Correlations between the spiking activity of neurons have implications for coding and the dynamical behavior of neuronal networks [1-3]. A fundamental problem in the study of correlations in neuronal networks is that of correlation transfer: given neurons receiving correlated inputs, what is the correlation between their output spike trains? Earlier analytical approaches have addressed this question by modeling subthreshold activity as a continuous diffusion process [4-7]. Such models are obtained in the limit of a large number of inputs with infinitesimal postsynaptic response amplitudes. We address the problem of correlation transfer for models with finite postsynaptic responses.
We use random walk models to derive analytical results, then verify these results with current and conductance based leaky integrate-and-fire models. This approach yields intuitive insights into the mechanisms of correlation transfer in a variety of settings.
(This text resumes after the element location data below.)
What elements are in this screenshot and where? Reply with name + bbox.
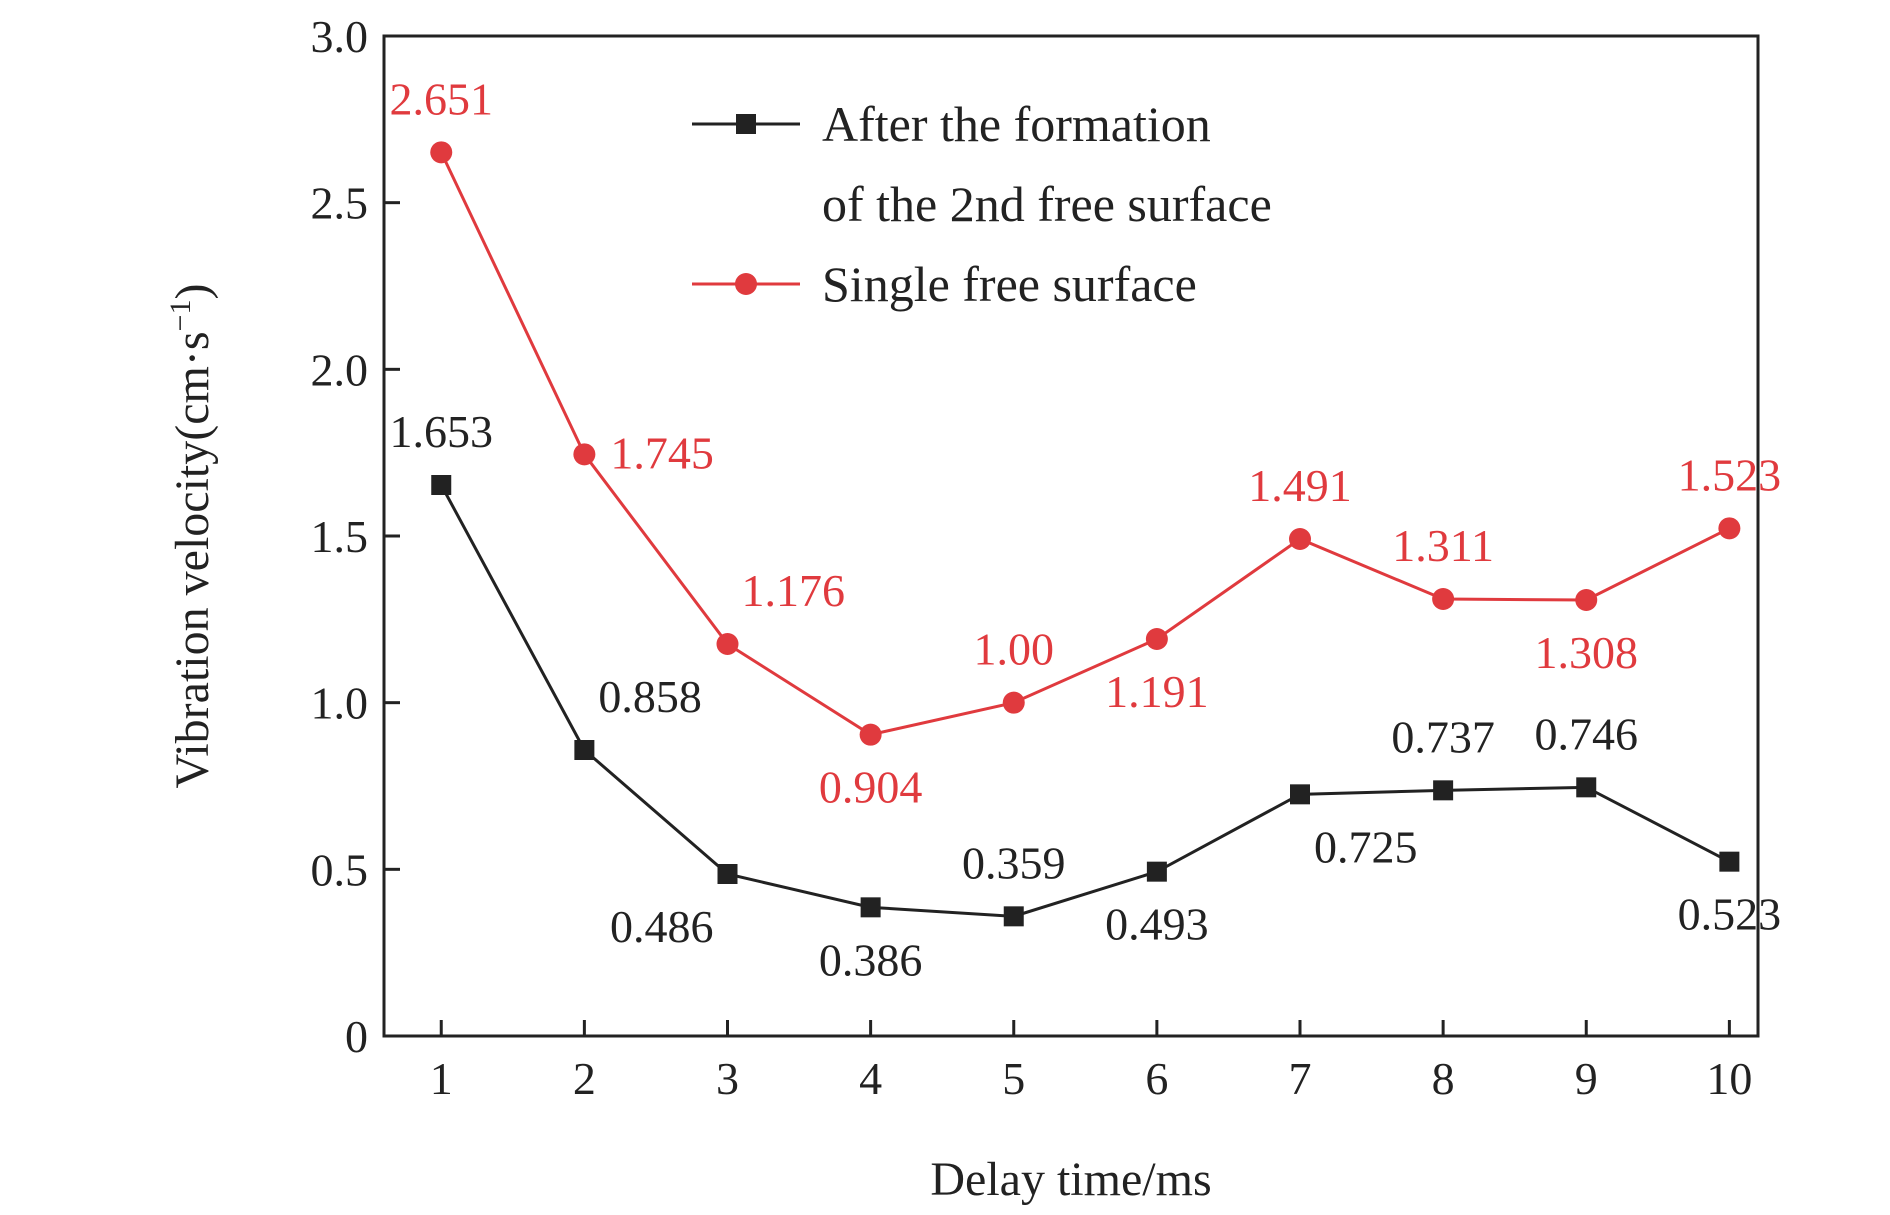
x-axis-title: Delay time/ms bbox=[930, 1153, 1211, 1206]
data-point bbox=[1145, 628, 1168, 650]
data-point bbox=[1719, 851, 1740, 872]
legend-label: Single free surface bbox=[822, 256, 1197, 312]
data-label: 0.904 bbox=[819, 762, 923, 813]
data-point bbox=[1289, 528, 1311, 550]
x-tick-label: 6 bbox=[1145, 1053, 1168, 1104]
legend-marker bbox=[735, 273, 757, 295]
data-point bbox=[430, 141, 453, 164]
data-point bbox=[860, 897, 881, 918]
x-tick-label: 1 bbox=[430, 1053, 453, 1104]
y-axis-title-superscript: −1 bbox=[164, 300, 197, 332]
data-label: 0.725 bbox=[1314, 821, 1418, 872]
x-tick-label: 10 bbox=[1706, 1053, 1752, 1104]
y-tick-label: 0 bbox=[345, 1011, 368, 1062]
data-label: 1.523 bbox=[1678, 449, 1782, 500]
x-tick-label: 7 bbox=[1289, 1053, 1312, 1104]
data-label: 1.653 bbox=[390, 406, 494, 457]
legend: After the formation of the 2nd free surfa… bbox=[692, 96, 1272, 312]
data-point bbox=[1003, 906, 1024, 927]
data-label: 1.311 bbox=[1392, 520, 1494, 571]
legend-label: of the 2nd free surface bbox=[822, 176, 1272, 232]
x-tick-label: 2 bbox=[573, 1053, 596, 1104]
data-label: 0.386 bbox=[819, 934, 923, 985]
x-tick-label: 8 bbox=[1432, 1053, 1455, 1104]
series-layer bbox=[430, 141, 1741, 927]
data-label: 1.00 bbox=[974, 624, 1055, 675]
x-axis: 1 2 3 4 5 6 7 8 9 10 bbox=[430, 1020, 1752, 1104]
y-tick-label: 1.5 bbox=[311, 511, 369, 562]
data-point bbox=[573, 443, 596, 466]
y-tick-label: 1.0 bbox=[311, 678, 369, 729]
data-point bbox=[1002, 691, 1025, 714]
data-label: 0.359 bbox=[962, 837, 1066, 888]
data-label: 1.745 bbox=[610, 427, 714, 478]
data-label: 1.176 bbox=[742, 565, 846, 616]
y-axis-title: Vibration velocity(cm·s−1) bbox=[164, 284, 219, 789]
x-tick-label: 3 bbox=[716, 1053, 739, 1104]
data-point bbox=[1290, 784, 1310, 805]
data-point bbox=[1432, 588, 1455, 610]
legend-entry: Single free surface bbox=[692, 256, 1197, 312]
data-label: 0.858 bbox=[598, 671, 702, 722]
data-point bbox=[716, 633, 739, 655]
data-point bbox=[859, 723, 882, 746]
data-label: 0.486 bbox=[610, 901, 714, 952]
x-tick-label: 9 bbox=[1575, 1053, 1598, 1104]
data-point bbox=[1718, 517, 1741, 540]
legend-label: After the formation bbox=[822, 96, 1211, 152]
data-label: 0.746 bbox=[1535, 708, 1639, 759]
x-tick-label: 5 bbox=[1002, 1053, 1025, 1104]
data-label: 1.191 bbox=[1105, 666, 1209, 717]
y-tick-label: 2.0 bbox=[311, 344, 369, 395]
y-tick-label: 0.5 bbox=[311, 844, 369, 895]
series-line bbox=[439, 484, 1731, 918]
data-label: 2.651 bbox=[390, 73, 494, 124]
legend-entry: After the formation of the 2nd free surfa… bbox=[692, 96, 1272, 232]
data-label: 0.493 bbox=[1105, 899, 1209, 950]
y-tick-label: 2.5 bbox=[311, 178, 369, 229]
data-point bbox=[431, 475, 452, 495]
data-labels: 1.653 0.858 0.486 0.386 0.359 0.493 0.725 0.737… bbox=[390, 73, 1782, 985]
data-point bbox=[1146, 861, 1167, 882]
data-point bbox=[1576, 777, 1597, 798]
series-1 bbox=[431, 475, 1740, 927]
data-label: 1.491 bbox=[1248, 460, 1352, 511]
series-2 bbox=[430, 141, 1741, 746]
y-axis-title-close: ) bbox=[166, 284, 219, 300]
data-label: 0.737 bbox=[1391, 711, 1495, 762]
data-point bbox=[1575, 589, 1598, 611]
data-point bbox=[574, 740, 595, 760]
legend-marker bbox=[736, 114, 756, 134]
y-axis-title-main: Vibration velocity(cm·s bbox=[166, 331, 219, 788]
y-tick-label: 3.0 bbox=[311, 11, 369, 62]
data-point bbox=[1433, 780, 1454, 801]
data-label: 1.308 bbox=[1535, 627, 1639, 678]
data-label: 0.523 bbox=[1678, 889, 1782, 940]
data-point bbox=[717, 864, 738, 884]
x-tick-label: 4 bbox=[859, 1053, 882, 1104]
y-axis: 0 0.5 1.0 1.5 2.0 2.5 3.0 bbox=[311, 11, 400, 1062]
series-line bbox=[439, 151, 1731, 737]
We first investigate correlation transfer for the simple and analytically tractable perfect integrate-and-fire (PIF) model, which approximates more realistic models in drift dominated regimes. We find that the PIF model preserves correlations perfectly under very general assumptions. We then extend the PIF model in order to consider the effects of synaptic noise and recurrent coupling on correlation transfer in drift dominated regimes.
We also derive an analytical expression to explain and quantify the reduction of correlations in fluctuation dominated regimes. We then use an analytically tractable leaky random walk model to explore the implications of this expression.
This work was supported by NSF Grants DMS-0604429 and DMS-0817649 and a Texas ARP/ATP award.